始動
彼はあと何体の敵を倒せば良いのだろうか…
彼はあとどのくらい罪を増やせば良いのだろうか…
赤く赫く色づく黒刀を携え、少年は灰色の空を見る。
「俺を…連れて行ってくれ…×××。」
彼の願いは、空から降り注ぐ藍色に染まった雨によって流され、消えた。
彼はその場に倒れ、機械と瓦礫のベッドで眠った。
彼は次に目を覚ましたのは固く、冷たいベッドではなく羽毛を使った弾力のある、それでいて気持ちの良い肌触りの白いベッドだった。
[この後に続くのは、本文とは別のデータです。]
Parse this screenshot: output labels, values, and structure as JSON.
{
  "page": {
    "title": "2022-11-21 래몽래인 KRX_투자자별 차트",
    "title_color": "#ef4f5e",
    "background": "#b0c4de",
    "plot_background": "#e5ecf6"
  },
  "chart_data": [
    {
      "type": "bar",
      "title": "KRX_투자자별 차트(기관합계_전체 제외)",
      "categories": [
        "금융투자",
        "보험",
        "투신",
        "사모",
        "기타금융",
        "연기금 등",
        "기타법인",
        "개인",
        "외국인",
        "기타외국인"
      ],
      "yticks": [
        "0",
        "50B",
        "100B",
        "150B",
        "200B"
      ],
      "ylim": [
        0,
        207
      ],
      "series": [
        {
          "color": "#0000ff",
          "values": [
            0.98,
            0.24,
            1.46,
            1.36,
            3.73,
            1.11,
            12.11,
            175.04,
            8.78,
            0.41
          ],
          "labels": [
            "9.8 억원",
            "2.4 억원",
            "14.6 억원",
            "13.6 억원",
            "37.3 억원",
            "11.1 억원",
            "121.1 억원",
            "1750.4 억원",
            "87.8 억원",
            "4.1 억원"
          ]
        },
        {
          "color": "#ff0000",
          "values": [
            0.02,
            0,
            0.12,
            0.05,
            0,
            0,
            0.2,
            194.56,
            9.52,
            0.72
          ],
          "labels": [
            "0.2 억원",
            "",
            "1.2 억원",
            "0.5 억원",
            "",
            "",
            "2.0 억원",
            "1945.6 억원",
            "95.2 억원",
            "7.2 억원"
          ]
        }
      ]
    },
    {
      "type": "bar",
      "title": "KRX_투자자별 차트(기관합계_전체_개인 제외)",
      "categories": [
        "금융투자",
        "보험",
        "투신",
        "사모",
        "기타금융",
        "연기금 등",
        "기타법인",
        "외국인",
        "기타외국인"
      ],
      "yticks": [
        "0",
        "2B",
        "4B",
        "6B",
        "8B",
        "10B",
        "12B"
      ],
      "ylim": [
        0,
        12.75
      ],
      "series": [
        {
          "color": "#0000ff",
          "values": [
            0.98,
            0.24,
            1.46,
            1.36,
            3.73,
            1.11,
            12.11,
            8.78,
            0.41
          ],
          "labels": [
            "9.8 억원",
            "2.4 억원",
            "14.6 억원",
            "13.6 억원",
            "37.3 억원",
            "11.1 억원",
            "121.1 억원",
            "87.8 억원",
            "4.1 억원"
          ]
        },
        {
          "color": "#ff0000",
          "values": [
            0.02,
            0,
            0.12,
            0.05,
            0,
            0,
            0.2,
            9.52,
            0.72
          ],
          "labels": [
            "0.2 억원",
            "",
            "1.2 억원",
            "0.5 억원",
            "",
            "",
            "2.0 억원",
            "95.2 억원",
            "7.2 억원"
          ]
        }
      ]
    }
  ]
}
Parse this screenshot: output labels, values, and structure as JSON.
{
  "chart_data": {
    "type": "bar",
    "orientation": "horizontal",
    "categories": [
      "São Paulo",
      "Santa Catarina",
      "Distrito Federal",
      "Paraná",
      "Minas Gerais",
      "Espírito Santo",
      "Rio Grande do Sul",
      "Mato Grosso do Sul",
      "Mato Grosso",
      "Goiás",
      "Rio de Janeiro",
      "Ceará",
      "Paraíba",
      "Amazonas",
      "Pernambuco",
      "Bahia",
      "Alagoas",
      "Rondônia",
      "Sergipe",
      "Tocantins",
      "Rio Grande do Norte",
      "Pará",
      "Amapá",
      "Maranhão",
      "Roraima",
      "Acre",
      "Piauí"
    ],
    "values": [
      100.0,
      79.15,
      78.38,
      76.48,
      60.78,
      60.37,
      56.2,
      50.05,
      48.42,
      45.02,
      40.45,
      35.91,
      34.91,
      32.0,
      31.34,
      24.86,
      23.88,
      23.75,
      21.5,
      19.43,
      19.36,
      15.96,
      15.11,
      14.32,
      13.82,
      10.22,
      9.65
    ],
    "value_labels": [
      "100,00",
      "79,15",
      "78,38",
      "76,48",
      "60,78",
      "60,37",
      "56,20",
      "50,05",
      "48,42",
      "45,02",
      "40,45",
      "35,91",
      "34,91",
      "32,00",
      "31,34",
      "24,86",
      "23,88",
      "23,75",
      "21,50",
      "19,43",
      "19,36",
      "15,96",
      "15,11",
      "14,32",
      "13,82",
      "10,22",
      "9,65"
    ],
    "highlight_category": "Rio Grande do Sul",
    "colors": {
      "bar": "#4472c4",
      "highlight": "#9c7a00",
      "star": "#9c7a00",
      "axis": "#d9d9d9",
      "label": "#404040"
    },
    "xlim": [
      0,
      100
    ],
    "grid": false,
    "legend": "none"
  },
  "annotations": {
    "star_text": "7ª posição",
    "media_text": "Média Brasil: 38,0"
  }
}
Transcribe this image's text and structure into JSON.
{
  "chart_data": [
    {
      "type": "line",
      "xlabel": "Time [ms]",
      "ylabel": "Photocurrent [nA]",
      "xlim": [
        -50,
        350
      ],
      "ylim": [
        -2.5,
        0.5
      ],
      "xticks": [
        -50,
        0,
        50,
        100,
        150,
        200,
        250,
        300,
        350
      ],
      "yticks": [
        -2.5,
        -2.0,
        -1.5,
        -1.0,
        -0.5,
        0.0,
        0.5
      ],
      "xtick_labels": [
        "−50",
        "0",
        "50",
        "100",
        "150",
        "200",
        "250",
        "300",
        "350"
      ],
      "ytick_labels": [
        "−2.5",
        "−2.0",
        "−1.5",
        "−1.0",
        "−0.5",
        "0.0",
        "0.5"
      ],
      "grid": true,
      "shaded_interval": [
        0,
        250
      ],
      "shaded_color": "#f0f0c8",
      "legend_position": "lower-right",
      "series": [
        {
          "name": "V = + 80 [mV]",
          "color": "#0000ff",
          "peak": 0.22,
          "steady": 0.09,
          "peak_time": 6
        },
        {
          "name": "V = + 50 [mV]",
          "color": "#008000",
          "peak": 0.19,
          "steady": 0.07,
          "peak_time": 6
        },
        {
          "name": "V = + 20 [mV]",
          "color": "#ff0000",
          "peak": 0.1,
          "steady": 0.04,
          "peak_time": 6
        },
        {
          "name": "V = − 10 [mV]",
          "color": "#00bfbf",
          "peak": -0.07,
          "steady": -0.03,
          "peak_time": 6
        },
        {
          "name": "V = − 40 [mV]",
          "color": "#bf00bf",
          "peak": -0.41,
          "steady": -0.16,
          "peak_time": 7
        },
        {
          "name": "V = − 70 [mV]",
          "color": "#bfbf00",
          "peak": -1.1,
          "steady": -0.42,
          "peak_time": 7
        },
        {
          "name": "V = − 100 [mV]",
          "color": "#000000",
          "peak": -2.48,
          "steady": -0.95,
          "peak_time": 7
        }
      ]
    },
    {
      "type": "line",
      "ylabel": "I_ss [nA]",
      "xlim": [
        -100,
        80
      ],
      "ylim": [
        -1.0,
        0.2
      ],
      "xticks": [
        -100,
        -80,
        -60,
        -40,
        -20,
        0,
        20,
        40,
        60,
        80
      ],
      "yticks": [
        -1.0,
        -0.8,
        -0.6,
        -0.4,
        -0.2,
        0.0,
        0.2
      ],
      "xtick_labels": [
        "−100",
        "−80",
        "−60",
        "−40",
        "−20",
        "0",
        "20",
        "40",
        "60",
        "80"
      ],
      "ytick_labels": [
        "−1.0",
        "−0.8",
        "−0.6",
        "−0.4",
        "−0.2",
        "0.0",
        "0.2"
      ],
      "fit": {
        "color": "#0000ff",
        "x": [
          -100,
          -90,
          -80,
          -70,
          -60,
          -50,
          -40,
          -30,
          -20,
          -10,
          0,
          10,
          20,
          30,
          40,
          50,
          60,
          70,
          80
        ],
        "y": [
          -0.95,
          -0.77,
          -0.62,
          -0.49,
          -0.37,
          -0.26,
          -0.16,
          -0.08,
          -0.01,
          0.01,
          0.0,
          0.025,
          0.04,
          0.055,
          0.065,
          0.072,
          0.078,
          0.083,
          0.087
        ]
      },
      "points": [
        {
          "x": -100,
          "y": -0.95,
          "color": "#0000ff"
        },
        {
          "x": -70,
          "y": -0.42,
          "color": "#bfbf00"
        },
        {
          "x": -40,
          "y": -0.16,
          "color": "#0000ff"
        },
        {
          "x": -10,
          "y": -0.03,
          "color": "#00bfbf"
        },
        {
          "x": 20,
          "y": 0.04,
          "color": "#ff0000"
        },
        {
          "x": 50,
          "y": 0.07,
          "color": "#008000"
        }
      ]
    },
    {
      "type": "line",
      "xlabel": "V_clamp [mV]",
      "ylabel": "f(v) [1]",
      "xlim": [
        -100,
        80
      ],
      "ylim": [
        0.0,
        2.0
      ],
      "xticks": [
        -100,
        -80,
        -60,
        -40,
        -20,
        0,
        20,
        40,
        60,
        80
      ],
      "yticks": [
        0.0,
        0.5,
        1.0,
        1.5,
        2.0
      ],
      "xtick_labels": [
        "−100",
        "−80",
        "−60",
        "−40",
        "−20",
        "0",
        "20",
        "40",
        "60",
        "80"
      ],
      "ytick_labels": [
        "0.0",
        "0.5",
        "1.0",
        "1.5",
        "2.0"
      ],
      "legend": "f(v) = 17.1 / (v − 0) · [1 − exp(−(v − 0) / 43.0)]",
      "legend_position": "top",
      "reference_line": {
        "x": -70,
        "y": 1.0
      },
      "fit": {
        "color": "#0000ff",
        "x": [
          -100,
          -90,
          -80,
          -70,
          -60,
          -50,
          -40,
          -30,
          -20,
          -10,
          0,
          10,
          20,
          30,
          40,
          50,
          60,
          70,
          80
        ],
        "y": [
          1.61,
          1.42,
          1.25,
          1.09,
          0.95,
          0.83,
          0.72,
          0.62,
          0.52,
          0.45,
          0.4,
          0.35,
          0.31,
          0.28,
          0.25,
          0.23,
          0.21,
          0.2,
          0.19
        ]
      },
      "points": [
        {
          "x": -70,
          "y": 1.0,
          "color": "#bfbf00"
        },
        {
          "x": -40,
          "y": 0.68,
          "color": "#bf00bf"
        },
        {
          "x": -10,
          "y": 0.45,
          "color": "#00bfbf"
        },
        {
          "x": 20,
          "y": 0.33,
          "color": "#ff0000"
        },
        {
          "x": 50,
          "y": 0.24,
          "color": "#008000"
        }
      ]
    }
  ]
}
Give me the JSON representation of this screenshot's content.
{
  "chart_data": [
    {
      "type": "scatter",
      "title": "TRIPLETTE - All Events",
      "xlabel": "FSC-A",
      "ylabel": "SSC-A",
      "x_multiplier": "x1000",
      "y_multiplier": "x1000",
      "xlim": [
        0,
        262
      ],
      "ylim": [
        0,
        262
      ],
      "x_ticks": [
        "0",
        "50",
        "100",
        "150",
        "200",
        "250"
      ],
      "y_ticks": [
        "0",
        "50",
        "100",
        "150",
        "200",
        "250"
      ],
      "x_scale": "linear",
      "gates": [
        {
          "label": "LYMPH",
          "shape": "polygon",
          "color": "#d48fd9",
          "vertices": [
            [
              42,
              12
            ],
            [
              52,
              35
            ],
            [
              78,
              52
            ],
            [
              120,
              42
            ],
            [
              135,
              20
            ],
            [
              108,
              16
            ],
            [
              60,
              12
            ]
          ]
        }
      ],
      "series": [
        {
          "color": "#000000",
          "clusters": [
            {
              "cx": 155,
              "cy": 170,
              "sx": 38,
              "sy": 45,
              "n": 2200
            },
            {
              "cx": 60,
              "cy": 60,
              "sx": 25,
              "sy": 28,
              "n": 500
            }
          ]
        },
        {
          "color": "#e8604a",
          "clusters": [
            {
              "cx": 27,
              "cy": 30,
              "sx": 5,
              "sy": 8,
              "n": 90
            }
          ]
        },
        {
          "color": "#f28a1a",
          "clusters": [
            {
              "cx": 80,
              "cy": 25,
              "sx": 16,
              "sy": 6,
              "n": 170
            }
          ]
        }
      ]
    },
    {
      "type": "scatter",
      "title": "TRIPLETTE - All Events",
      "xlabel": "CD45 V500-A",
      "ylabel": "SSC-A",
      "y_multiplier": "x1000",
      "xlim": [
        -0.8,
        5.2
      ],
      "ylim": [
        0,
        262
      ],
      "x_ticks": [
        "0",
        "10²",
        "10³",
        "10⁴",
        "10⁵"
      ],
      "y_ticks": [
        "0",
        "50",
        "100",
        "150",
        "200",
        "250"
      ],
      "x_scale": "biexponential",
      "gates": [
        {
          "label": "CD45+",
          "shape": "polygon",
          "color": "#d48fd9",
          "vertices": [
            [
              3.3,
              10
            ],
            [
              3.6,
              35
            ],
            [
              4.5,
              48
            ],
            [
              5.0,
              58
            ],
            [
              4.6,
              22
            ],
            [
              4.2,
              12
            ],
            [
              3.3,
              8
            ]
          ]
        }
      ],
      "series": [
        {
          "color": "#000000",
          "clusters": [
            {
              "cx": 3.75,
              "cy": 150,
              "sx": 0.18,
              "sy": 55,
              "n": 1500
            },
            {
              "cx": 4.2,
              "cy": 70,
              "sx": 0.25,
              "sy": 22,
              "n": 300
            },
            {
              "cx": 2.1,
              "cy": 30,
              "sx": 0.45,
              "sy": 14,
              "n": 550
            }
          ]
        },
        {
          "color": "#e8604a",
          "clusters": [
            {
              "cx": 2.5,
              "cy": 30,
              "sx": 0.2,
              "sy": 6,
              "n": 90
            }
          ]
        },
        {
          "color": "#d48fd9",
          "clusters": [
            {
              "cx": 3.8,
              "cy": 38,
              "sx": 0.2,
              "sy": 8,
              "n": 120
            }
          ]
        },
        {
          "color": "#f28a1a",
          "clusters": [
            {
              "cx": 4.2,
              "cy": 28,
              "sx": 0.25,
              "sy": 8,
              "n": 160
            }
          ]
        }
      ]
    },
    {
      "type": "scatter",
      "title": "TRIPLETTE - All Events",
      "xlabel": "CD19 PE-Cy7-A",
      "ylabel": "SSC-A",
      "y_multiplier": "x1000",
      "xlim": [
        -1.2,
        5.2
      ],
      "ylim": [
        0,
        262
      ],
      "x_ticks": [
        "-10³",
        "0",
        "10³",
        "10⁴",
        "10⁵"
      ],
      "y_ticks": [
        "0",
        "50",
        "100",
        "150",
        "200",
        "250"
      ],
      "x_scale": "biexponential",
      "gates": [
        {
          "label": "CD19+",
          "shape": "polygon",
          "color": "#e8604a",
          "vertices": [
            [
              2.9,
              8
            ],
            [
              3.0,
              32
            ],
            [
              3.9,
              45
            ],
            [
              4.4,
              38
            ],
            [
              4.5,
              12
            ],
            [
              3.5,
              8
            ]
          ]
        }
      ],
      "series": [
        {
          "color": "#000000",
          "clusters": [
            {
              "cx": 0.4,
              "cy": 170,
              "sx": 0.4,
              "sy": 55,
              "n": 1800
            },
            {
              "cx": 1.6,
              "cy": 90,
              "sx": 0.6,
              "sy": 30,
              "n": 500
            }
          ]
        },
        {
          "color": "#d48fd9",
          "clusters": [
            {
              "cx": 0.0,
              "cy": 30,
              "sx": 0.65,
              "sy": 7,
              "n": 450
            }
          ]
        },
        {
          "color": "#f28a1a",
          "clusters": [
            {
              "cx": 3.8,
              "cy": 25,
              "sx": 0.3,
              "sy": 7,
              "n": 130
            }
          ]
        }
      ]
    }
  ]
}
疲れは未だ取れず体は重たいが、周囲を見回すだけの力はあった。部屋は白色でやけに耳に残る機械の音だけが聞こえ、その音の主である機械が置いてあるだけだった。
『目は覚めましたか?』
何処からか聞こえてくる音声に、
「疲れは取れないけどな。」
と、答える彼…秋夜は1人呟く。
「また、会えなかった。」
そう呟く彼に音声は、
「次回の予想襲撃時間は3日後になります。襲撃時、予想敵対勢力はミエハル。対策準備を時間までに整えてください。」
無慈悲に次の戦闘の予告をするだけだった。
「秋夜く〜ん?お目覚めはいいですかぁ?」
「来るなと言っただろハル。」
「まぁそう怒んなって。俺はお前の心配して来ただけだからさ。」
そう受け答えする秋夜の友人ハルは見舞い代わりの炭酸飲料を投げて渡す。
「そういえば俺の刀は?」
「おいおい、見舞いに来た友人より自分の刀の心配か?」
「そうじゃない、もう一つの方だ。」
「無事だよ。」
「…そうか…」
秋夜は安堵の溜息を吐く。
彼は彼自身よりも守りたいもの、欲しいものがあった。
故に戦乱の地に無謀な戦い方をする。
故に体毎度のように壊す。
…故に友人をなくす。
「まぁ、なんだ。次のミエハルとの戦闘に備えとけよ。」
そう言って優しくて心強い友人は病室を出て行く。
その友人の背中が見えなくなってからやっとのことで言いたかった事を口に出す。
「ありがとう…ハル…。」
友人のくれた飲み物は少し炭酸がきつい気がした。